Come si prepara il Kefir d’acqua?

Ingredienti:

  1. 1 barattolo di vetro abbastanza grande con chiusura ermetica
  2. 1 colino (inox, plastica o silicone)
  3. 1 litro d’acqua minerale  naturale
  4. 3 cucchiai di granuli di kefir d’acqua
  5. 3 cucchiai di zucchero ( preferibilmente di canna bio)
  6. 1 fico secco (o prugne o qualche chicco di uvetta bio)
  7. ½ limone biologico con la buccia

E’ importante che la frutta essiccata e il limone siano biologici; se così non fosse la prima conterrebbe conservanti nocivi ai kefir (oltre che a noi stessi!), il secondo verrebbe trattato in superficie con sostanze chimiche e/o cera. Se non avete un limone bio, NON usate la buccia!!!

A piacere, si possono aggiungere altri aromi naturali. Io ho provato lo zenzero, il rosmarino,  le fette di arancia con la buccia, il mandarino bio, i frutti di bosco…Insomma, potete sbizzarrirvi nel fare gli alchimisti!

Procedimenti :

Io preferisco fare due fermentazioni: la prima solo con acqua, zucchero e kefir, per 24/48 ore, in questo modo i grani restano più “puliti”, senza residui di limone o frutta secca.  Una delle prime volte ho avuto l’infelice idea di tagliare il fico (per sprigionare meglio il sapore) e ho impiegato ore per eliminare tutti i minuscoli semi che si erano  attaccati ai grani.

Per seconda fermentazione (per ulteriori 24 ore) dopo aver filtrato i grani,  aggiungo la frutta essiccata (io preferisco l’uva sultanina), mezzo limone con la buccia e succo di limone o anche succo di uva, mela o mirtillo. Per un kefir ancora più sfizioso si può mettere pezzetti di frutta o aromi: ananas, foglie di menta, un rametto di rosmarino, anguria, fragole ecc. Usate la fantasia!
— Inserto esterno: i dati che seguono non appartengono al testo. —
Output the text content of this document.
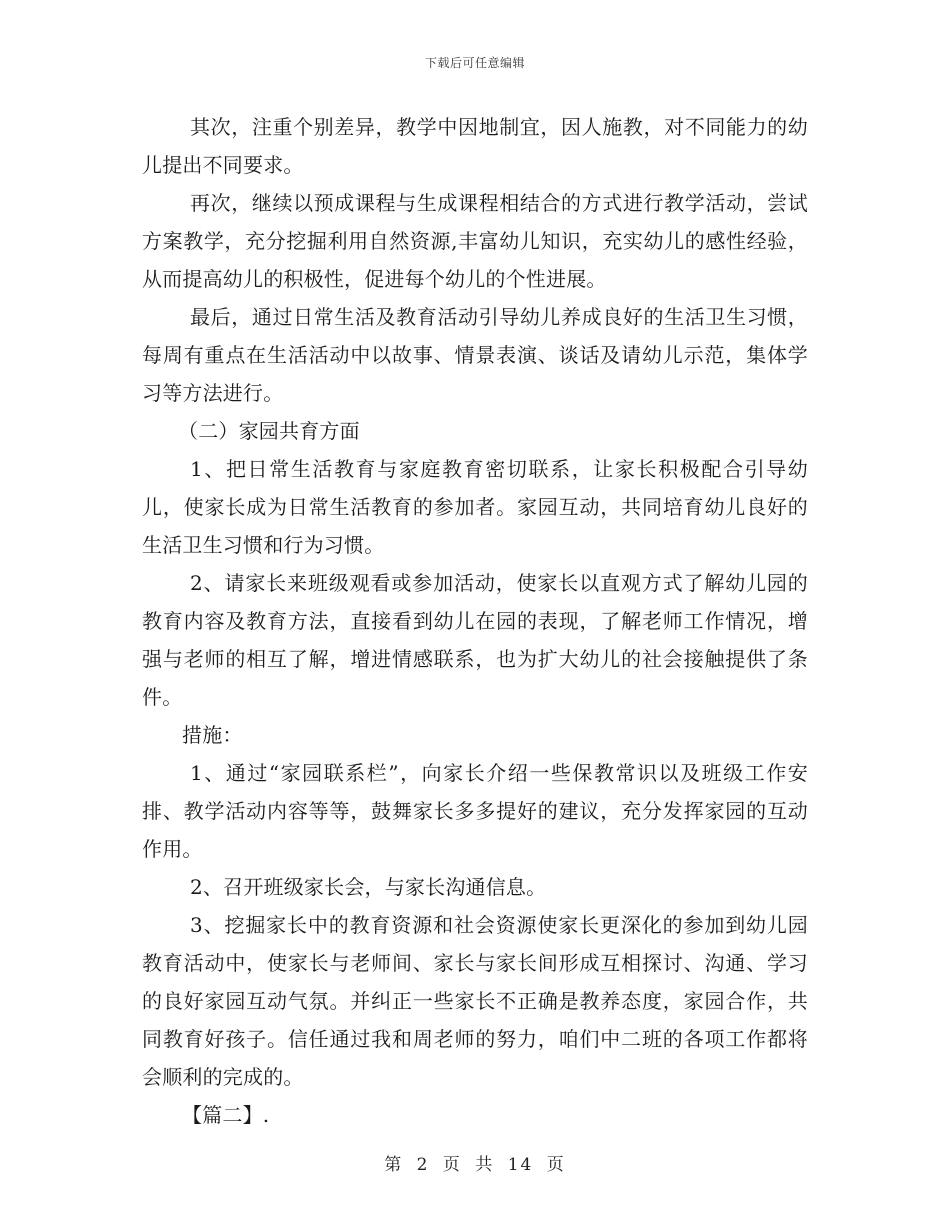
下载后可任意编辑

其次，注重个别差异，教学中因地制宜，因人施教，对不同能力的幼儿提出不同要求。

再次，继续以预成课程与生成课程相结合的方式进行教学活动，尝试方案教学，充分挖掘利用自然资源,丰富幼儿知识，充实幼儿的感性经验，从而提高幼儿的积极性，促进每个幼儿的个性进展。

最后，通过日常生活及教育活动引导幼儿养成良好的生活卫生习惯，每周有重点在生活活动中以故事、情景表演、谈话及请幼儿示范，集体学习等方法进行。

（二）家园共育方面

1、把日常生活教育与家庭教育密切联系，让家长积极配合引导幼儿，使家长成为日常生活教育的参加者。家园互动，共同培育幼儿良好的生活卫生习惯和行为习惯。

2、请家长来班级观看或参加活动，使家长以直观方式了解幼儿园的教育内容及教育方法，直接看到幼儿在园的表现，了解老师工作情况，增强与老师的相互了解，增进情感联系，也为扩大幼儿的社会接触提供了条件。

措施：

1、通过“家园联系栏”，向家长介绍一些保教常识以及班级工作安排、教学活动内容等等，鼓舞家长多多提好的建议，充分发挥家园的互动作用。

2、召开班级家长会，与家长沟通信息。

3、挖掘家长中的教育资源和社会资源使家长更深化的参加到幼儿园教育活动中，使家长与老师间、家长与家长间形成互相探讨、沟通、学习的良好家园互动气氛。并纠正一些家长不正确是教养态度，家园合作，共同教育好孩子。信任通过我和周老师的努力，咱们中二班的各项工作都将会顺利的完成的。

【篇二】.

第 2 页 共 14 页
Anche se utilizzo sempre un barattolo a chiusura ermetica, andrebbe ugualmente bene un canovaccio bloccato da un elastico. Dovranno rimanere almeno due dita d’aria sopra l’orlo dell’acqua, perché la fermentazione produce anidride carbonica e la pressione potrebbe fare “scoppiare” il tappo.

Il kefir è più buono se fresco, perfetto per rinfrescare d’ estate. Noi consumiamo almeno due litri ogni giorno. Siamo in 4 in famiglia e tutti pazzi per il kefir!

Per una nuova preparazione del prodotto, rimettete nel contenitore di vetro solo 3 cucchiai di granuli per litro d’acqua, togliete i granuli in eccesso e…. regalali a qualcun altro. Buon kefiring!